Foram necessários dezenove dias para que fossem ajudadas 49 pessoas deixadas em alto-mar. O que está acontecendo na Europa, se precisou intervir Francisco durante o Angelus para sacudir os líderes?
É o sinal de uma crise que não é primeiramente política ou econômica, mas antropológica, porque diz respeito aos fundamentos da vida pessoal e social. Um estranho escurecimento do pensamento obriga o Papa a colocar diante de todos a realidade, antes que as ideias e os alinhamentos. Já Bento XVI recordava que a experiência da migração torna as pessoas vulneráveis: exploração, abusos, violência.
Por isso, o atual pontífice convoca todos a respeitar o imperativo moral de garantir aos migrantes a proteção dos direitos fundamentais e respeitar a sua dignidade. O cristão reconhece que os migrantes precisam de leis e programas de desenvolvimento, bem como ‘de serem olhados nos olhos’, dizia Francisco, ‘Eles precisam de Deus, encontrado no amor gratuito’. Então tudo pode mudar.
Talvez o problema é que se fala de números, de "clandestinos" em abstrato ...
É isso mesmo. Faz parte de nossa redução do olhar que impede de identificar o ser humano.
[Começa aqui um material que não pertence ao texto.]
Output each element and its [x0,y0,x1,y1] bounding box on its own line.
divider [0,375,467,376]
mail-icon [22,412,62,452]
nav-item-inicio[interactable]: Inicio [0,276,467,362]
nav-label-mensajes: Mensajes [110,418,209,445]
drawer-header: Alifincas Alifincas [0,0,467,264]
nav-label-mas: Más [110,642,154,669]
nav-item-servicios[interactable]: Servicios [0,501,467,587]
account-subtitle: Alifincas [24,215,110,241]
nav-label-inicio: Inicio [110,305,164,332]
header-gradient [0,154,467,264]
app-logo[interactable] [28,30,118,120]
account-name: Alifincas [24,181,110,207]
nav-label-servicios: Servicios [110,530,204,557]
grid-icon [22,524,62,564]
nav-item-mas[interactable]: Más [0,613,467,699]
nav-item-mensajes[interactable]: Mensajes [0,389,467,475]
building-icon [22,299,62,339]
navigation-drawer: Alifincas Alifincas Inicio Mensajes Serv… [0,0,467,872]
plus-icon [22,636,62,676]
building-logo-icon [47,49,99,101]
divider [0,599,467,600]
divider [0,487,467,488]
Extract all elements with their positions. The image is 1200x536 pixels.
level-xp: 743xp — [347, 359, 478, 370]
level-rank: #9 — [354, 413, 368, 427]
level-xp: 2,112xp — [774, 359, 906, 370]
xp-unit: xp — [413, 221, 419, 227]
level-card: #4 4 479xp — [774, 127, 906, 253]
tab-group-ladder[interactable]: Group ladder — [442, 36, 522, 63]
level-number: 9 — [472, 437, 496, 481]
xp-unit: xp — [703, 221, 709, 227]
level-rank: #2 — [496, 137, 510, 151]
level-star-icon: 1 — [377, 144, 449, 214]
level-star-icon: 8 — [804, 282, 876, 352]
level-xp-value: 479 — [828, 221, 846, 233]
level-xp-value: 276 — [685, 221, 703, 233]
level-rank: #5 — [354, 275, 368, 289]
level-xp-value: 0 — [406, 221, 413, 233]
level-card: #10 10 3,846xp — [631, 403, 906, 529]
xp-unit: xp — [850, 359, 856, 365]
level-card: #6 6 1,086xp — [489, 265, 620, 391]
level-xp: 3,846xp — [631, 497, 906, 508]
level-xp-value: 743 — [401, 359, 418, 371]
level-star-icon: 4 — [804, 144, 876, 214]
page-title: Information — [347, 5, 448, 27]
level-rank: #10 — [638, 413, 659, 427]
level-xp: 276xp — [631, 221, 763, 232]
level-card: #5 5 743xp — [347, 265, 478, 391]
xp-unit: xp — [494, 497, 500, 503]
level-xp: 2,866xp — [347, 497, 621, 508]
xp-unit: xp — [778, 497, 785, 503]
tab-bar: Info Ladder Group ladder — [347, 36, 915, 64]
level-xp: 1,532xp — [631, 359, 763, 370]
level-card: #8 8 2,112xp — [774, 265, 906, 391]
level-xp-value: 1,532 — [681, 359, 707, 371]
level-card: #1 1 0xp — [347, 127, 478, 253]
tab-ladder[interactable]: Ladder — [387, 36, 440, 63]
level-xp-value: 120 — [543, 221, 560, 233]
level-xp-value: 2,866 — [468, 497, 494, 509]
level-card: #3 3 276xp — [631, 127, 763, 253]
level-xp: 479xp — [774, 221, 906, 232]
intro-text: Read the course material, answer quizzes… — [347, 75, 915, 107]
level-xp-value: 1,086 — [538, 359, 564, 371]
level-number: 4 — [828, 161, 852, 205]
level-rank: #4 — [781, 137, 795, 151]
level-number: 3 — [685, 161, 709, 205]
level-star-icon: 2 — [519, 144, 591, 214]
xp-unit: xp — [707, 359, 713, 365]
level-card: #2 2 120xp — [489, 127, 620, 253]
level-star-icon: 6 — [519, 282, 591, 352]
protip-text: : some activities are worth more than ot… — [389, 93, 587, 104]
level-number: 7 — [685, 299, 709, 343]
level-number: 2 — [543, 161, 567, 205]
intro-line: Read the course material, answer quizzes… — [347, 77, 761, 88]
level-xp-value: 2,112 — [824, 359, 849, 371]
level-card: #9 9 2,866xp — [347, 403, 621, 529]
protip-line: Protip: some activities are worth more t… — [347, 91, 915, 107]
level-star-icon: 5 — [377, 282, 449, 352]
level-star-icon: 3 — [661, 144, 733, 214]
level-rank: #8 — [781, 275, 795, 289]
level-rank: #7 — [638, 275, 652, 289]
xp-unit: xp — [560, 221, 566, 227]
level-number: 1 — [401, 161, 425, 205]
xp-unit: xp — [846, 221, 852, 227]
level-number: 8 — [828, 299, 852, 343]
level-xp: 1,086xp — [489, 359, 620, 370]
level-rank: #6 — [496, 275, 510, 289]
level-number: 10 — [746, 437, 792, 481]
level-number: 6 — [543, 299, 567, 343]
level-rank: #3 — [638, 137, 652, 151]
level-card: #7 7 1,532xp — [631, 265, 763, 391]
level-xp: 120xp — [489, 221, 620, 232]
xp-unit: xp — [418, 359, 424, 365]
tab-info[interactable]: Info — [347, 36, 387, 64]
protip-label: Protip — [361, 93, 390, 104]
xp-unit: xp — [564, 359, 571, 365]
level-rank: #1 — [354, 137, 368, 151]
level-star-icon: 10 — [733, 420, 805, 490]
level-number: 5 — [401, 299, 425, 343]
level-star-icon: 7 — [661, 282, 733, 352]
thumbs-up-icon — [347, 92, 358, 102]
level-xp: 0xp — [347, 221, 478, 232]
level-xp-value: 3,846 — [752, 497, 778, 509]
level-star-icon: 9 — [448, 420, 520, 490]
Os imigrantes, antes que números, são pessoas concretas, rostos, nomes, histórias, havia dito o Papa em Lesbos em 2016. Deveria ser óbvio, mas não é mais, sinal de que entrou em crise a nossa relação com a realidade: por isso as suas palavras soam ‘revolucionárias’. Tudo é olhado através de filtros que não atingem mais a pessoa real. O Papa nos mostra o caminho: ‘Só se vê bem com a proximidade que nos oferece a misericórdia'.
Francisco denunciou o ressurgimento de populismos e nacionalismos que "enfraquecem" o "sistema multilateral". Por que isso acontece?
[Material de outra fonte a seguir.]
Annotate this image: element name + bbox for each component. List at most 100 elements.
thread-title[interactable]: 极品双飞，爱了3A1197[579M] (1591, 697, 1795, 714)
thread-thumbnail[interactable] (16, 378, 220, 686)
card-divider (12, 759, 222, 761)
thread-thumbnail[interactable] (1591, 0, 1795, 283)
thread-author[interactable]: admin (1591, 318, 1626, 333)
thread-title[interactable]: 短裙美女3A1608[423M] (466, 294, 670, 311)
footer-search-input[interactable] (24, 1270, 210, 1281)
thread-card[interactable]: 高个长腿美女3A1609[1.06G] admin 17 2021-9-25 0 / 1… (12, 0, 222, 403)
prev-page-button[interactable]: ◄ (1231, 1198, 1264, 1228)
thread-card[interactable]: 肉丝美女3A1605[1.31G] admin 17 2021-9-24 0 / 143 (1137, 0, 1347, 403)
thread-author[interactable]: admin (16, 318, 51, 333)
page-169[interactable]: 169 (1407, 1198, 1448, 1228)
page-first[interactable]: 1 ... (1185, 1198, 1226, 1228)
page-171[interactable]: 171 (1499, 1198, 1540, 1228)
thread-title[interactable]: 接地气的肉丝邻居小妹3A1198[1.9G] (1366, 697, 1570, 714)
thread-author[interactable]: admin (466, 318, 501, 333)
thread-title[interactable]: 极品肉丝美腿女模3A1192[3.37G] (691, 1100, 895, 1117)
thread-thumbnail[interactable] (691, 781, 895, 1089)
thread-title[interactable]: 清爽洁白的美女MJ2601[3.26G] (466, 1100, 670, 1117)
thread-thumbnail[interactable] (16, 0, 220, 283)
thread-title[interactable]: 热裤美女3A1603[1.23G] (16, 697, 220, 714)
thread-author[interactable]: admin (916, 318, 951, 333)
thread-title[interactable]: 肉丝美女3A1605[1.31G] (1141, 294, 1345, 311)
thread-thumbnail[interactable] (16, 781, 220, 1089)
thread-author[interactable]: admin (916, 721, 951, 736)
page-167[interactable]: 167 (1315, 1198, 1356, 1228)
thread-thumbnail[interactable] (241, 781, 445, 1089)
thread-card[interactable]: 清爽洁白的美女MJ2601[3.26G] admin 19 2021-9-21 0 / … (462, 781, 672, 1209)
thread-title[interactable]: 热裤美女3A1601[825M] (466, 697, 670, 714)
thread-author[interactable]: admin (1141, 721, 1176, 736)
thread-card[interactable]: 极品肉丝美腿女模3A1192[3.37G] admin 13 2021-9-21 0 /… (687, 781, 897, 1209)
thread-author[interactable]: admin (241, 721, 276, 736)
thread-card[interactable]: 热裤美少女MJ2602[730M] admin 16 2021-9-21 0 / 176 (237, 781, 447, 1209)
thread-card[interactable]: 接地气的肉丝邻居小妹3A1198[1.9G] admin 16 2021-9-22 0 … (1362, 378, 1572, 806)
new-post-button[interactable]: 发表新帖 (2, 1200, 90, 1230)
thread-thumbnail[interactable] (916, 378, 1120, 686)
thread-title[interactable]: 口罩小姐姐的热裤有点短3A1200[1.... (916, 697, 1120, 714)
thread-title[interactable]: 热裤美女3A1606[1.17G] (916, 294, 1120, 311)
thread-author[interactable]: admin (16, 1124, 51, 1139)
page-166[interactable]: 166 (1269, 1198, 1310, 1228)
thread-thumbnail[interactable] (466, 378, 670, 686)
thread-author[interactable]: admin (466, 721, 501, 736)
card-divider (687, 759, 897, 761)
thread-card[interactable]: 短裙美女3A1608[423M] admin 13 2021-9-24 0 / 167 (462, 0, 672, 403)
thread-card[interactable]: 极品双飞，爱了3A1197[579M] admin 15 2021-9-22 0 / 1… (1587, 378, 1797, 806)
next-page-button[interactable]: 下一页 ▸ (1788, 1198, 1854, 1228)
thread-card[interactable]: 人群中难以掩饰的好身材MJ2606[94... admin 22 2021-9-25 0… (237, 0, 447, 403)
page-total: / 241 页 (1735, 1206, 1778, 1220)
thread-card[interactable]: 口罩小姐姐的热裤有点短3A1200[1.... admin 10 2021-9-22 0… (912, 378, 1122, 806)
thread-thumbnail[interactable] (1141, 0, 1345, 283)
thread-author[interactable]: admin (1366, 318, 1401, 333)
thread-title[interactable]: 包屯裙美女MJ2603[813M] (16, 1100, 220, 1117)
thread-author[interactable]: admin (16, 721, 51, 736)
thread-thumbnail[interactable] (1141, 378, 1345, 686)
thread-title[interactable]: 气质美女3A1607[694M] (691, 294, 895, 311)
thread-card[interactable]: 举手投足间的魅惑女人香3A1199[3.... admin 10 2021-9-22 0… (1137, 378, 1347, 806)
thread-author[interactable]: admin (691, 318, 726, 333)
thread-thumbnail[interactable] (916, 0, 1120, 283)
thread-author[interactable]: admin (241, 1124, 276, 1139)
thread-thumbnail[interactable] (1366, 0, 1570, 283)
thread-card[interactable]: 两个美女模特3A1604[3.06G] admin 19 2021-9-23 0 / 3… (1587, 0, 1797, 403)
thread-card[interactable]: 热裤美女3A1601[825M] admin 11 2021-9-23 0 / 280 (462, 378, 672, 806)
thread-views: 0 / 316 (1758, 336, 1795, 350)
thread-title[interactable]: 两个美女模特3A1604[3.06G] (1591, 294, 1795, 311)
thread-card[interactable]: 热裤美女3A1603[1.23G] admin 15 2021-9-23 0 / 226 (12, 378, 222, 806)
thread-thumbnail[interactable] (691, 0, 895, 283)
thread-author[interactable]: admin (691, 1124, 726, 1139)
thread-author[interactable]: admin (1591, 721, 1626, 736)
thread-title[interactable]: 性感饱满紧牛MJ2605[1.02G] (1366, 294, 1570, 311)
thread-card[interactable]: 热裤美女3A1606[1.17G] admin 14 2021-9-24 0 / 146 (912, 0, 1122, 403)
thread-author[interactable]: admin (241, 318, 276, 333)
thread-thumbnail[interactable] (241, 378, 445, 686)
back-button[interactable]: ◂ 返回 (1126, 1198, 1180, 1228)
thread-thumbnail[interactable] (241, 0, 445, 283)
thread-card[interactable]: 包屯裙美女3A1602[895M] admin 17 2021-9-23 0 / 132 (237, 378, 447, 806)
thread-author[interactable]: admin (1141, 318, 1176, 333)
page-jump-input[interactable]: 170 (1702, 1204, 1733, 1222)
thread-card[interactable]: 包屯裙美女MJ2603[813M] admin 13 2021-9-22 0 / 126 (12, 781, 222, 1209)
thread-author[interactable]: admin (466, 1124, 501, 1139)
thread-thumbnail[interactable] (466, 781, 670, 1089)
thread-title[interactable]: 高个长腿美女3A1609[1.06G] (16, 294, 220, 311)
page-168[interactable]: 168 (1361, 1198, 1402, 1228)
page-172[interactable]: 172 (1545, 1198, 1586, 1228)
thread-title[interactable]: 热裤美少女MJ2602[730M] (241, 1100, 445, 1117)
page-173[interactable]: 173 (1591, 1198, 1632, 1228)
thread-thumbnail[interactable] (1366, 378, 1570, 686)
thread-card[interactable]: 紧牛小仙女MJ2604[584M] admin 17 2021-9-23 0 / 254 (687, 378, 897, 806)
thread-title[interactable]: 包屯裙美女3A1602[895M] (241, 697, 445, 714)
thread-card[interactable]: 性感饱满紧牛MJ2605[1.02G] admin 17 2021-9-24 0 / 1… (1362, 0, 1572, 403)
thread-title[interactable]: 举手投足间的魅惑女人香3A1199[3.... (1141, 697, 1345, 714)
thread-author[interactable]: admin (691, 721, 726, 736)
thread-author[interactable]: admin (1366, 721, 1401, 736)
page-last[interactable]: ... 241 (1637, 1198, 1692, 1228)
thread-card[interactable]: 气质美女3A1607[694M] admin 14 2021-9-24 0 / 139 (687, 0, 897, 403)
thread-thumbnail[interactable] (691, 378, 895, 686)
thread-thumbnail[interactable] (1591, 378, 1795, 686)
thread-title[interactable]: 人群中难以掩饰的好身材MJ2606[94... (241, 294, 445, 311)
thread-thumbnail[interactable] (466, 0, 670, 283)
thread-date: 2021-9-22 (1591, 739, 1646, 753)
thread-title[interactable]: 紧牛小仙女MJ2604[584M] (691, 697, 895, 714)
Com o tempo prevaleceu a dimensão universal, uma tentativa que tem suas raízes no Iluminismo: salvaguardar os valores - pessoa, vida, família, sociedade – desvinculando-os do pertencimento à história particular que os haviam gerado. À globalização, expressão última da tentativa iluminista, opõe-se uma concepção nacionalista de pertencimento. Mas essa reação não resolve o problema, só o empurra para frente adiando a sua solução: um equilíbrio correto entre pertencimento a uma história particular e abertura ao universal.
Como se poderia remediar a estratégia do medo?
Só pode ser remediada se uma resposta verdadeira ao medo for encontrada. O medo não se vence com a violência, o fechamento, os muros, as expressões de uma derrota. O medo é derrotado só por uma presença. O que vence o medo do escuro em uma criança é a presença única da mãe. Cada um terá que descobrir em sua vida, quais presenças respondem aos seus medos.
O desafio soberanista, de Bannon a Salvini, provoca os "valores cristãos". O que a Igreja pode fazer?
Ela é chamada para a sua missão única. Ela abriga o ‘segredo’ da vitória sobre o medo, a única Presença que vence sem necessidade da violência. Esta é uma ótima oportunidade para a Igreja redescobrir a sua função: anunciar esta Presença, torná-la testemunho. Apenas deixando-se investir pela presença de Cristo, poderá testemunhar a todos uma modalidade para vencer o medo adequada aos desafios da atualidade. É a contribuição que nós cristãos somos chamados a dar: criar homens e mulheres não dominadas pelo medo, aptos a criar espaços que acolhem e integram aqueles que são diferentes de nós. As vias de saída de pura reação já falham logo no início, mesmo que no curto prazo possam parecer bem-sucedidas. Falta a perspectiva histórica. Nós já assistimos a muitas situações onde se tornou dominante uma mentalidade que não sustentou o choque do tempo. Vamos ver quanto tempo a atual vai durar.
O que o senhor diria aos fiéis seduzidos pelo soberanismo?
Que olhem por si mesmos e avaliem se ele atende às suas expectativas, quando eles vão dormir e levantam pela manhã. Neste momento dramático está em jogo cada um de nós e, portanto, a nossa família, os nossos relacionamentos, os nossos irmãos necessitados, a nossa sociedade. Seria uma pena desperdiçar a oportunidade.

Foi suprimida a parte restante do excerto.